Mais, une fois ces mauvaises nouvelles soulignées, il faut surtout mettre en exergue la résistance, inattendue par son ampleur, des autres composantes du PIB. A commencer par la consommation dans les services qui a augmenté de 3,1 % au premier trimestre, permettant ainsi à la consommation totale de progresser de 1 % sur la même période.
Parallèlement, en dépit d’une baisse de 0,7 %, l’investissement des entreprises en équipements et logiciels défie les annonces d’écroulement de ces derniers mois. De même, après une forte baisse au quatrième trimestre 2007, la formation de stocks a retrouvé le chemin de la hausse dès le premier trimestre 2008.

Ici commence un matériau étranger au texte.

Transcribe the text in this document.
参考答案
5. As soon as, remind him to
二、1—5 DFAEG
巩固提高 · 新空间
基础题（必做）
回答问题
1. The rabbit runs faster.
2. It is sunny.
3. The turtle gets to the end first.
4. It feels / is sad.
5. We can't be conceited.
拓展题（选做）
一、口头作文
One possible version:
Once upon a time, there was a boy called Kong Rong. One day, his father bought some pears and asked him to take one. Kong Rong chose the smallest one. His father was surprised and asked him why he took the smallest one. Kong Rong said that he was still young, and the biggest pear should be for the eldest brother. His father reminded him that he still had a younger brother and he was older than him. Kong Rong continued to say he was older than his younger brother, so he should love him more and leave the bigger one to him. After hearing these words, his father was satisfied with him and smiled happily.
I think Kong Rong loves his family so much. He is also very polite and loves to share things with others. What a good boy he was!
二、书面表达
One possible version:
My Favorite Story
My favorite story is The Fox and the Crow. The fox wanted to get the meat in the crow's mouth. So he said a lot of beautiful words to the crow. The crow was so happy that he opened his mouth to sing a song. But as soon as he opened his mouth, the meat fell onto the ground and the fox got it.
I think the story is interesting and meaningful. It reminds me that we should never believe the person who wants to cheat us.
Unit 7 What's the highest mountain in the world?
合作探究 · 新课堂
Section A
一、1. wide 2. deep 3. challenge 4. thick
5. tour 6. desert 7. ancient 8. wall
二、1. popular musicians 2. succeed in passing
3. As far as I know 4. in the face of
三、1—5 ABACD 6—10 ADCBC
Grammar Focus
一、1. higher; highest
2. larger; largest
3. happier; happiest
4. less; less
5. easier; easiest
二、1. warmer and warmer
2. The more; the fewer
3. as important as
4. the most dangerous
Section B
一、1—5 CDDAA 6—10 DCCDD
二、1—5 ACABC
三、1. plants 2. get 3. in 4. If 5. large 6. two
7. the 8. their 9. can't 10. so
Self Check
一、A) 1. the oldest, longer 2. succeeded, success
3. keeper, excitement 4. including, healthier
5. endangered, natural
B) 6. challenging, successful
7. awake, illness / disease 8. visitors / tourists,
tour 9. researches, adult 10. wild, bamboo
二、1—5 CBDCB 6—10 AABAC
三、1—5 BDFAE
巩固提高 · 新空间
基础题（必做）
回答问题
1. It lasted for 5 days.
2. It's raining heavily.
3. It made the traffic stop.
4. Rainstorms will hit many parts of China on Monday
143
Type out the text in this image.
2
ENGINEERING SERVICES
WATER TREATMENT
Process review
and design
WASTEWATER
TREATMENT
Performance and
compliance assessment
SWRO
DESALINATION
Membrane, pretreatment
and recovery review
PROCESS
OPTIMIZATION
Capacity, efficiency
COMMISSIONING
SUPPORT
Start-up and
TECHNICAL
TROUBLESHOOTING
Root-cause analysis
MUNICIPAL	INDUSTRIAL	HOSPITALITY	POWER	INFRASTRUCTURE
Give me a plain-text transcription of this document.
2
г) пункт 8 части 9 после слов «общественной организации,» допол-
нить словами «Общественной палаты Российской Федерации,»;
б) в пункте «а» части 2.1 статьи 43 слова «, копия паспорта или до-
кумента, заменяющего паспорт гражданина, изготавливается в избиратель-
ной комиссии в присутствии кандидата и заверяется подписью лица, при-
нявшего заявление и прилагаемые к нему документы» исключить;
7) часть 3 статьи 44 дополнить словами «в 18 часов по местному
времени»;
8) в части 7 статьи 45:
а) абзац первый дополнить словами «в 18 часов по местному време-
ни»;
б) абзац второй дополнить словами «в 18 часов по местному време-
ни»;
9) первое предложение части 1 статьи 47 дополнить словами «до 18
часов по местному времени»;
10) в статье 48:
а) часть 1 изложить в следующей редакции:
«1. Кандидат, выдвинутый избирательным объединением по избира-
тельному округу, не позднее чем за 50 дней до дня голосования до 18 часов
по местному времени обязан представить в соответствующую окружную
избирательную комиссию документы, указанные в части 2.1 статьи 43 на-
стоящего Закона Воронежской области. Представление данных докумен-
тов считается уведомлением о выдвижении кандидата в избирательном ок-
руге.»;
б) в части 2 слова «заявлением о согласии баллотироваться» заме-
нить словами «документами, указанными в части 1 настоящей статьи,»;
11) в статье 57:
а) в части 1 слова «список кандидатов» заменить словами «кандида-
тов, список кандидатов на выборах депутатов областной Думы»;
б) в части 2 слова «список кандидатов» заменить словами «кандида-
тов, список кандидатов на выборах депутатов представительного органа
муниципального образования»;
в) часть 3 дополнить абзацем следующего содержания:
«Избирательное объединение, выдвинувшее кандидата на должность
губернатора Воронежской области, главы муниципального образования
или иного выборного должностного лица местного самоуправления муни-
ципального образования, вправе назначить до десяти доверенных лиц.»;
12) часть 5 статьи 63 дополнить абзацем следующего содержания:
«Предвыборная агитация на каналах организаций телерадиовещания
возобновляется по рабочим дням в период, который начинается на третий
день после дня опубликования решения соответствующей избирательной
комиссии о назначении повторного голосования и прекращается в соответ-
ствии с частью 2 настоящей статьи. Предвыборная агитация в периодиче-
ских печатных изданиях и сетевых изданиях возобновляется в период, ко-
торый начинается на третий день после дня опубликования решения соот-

Au-delà de la résistance de la consommation, ces deux dernières variations constituent d’ailleurs de sérieux remparts contre la récession. En effet, les vecteurs habituels d’une récession résident dans des mouvements de fort désinvestissement et de déstockage massif, eux-mêmes venant corriger des évolutions préalables de surinvestissement et de surstockage. Or, actuellement, ces mouvements excessifs n’ayant pas eu lieu dans un passé récent, il n’y a aucune raison de voir l’investissement en équipements des entreprises et la formation de stock s’effondrer durablement.
Enfin, comme cela ne cesse de s’observer depuis le deuxième trimestre 2007, l’effet dollar faible continue d’améliorer la contribution du commerce extérieur à la croissance, en soutenant les exportations et en amoindrissant les importations.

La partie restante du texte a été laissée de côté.